Based on the given feature "Repetition" and the task of predicting the soybean cultivar's grain yield as either low or high, I will assume that the feature "Repetition" represents the number of times the experiment was repeated for a specific cultivar. 

To analyze the relationship between the feature and the task, we can consider the following:

1. High grain yield: If a cultivar is associated with a high grain yield, it is likely that the experiment was repeated multiple times to obtain reliable results. Therefore, we can expect "Repetition" to have higher values for cultivars with high grain yield.

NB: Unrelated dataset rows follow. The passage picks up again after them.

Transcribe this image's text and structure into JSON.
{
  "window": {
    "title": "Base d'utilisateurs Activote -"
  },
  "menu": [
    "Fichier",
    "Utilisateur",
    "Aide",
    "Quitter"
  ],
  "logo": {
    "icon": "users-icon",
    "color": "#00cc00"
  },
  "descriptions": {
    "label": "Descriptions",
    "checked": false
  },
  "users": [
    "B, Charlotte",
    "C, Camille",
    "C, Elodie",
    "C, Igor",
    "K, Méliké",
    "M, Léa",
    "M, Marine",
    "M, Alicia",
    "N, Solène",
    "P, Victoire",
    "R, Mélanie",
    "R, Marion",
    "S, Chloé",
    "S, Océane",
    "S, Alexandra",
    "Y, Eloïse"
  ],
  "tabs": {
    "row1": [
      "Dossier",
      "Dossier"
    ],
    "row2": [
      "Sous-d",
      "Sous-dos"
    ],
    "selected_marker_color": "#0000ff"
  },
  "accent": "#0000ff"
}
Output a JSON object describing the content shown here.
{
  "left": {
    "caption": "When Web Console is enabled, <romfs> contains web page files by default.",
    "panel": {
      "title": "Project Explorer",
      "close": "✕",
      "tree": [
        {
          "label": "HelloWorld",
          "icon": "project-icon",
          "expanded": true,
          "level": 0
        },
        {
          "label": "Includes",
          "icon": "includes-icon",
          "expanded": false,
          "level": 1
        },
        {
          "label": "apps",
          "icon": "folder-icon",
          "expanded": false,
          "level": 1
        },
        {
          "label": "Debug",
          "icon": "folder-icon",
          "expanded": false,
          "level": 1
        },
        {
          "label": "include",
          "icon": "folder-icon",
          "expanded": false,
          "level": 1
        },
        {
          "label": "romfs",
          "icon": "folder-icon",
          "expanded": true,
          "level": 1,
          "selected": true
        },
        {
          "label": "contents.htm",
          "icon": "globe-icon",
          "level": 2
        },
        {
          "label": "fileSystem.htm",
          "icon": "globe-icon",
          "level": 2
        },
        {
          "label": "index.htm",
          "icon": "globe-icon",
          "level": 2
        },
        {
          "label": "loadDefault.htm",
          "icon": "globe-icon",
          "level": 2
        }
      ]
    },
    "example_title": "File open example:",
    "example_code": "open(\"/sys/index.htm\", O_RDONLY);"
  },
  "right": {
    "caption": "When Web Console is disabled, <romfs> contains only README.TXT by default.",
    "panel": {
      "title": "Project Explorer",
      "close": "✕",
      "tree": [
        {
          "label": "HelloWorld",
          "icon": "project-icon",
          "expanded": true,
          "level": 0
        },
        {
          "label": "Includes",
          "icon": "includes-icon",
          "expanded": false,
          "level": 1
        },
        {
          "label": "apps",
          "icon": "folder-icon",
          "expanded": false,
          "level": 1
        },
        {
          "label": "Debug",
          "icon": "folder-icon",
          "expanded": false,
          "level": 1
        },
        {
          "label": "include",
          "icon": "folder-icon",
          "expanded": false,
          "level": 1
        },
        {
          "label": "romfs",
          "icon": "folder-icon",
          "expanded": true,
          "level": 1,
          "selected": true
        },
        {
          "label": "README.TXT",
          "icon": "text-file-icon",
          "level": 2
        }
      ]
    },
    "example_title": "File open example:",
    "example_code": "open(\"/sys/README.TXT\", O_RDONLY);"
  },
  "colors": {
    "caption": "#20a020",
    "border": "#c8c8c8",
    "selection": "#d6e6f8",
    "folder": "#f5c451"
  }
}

2. Low grain yield: If a cultivar is associated with a low grain yield, it might indicate that the cultivar performs poorly or inconsistently. In such cases, fewer repetitions of the experiment may have been conducted. Hence, we can expect "Repetition" values to be lower for cultivars with low grain yield.

Based on this analysis, we can create a dictionary with the possible values of the feature "Repetition" for each target class:

```json
{
	"low": [1.0, 1.0, 1.0, 2.0, 2.0],  
	"high": [5.0, 4.0, 6.0, 3.0, 5.0]  
}
```

In this example, I have generated 5 possible values for each target class ('low' and 'high') for the feature "Repetition". These values are just for illustration purposes and should be replaced with appropriate values based on the actual dataset and knowledge of the domain.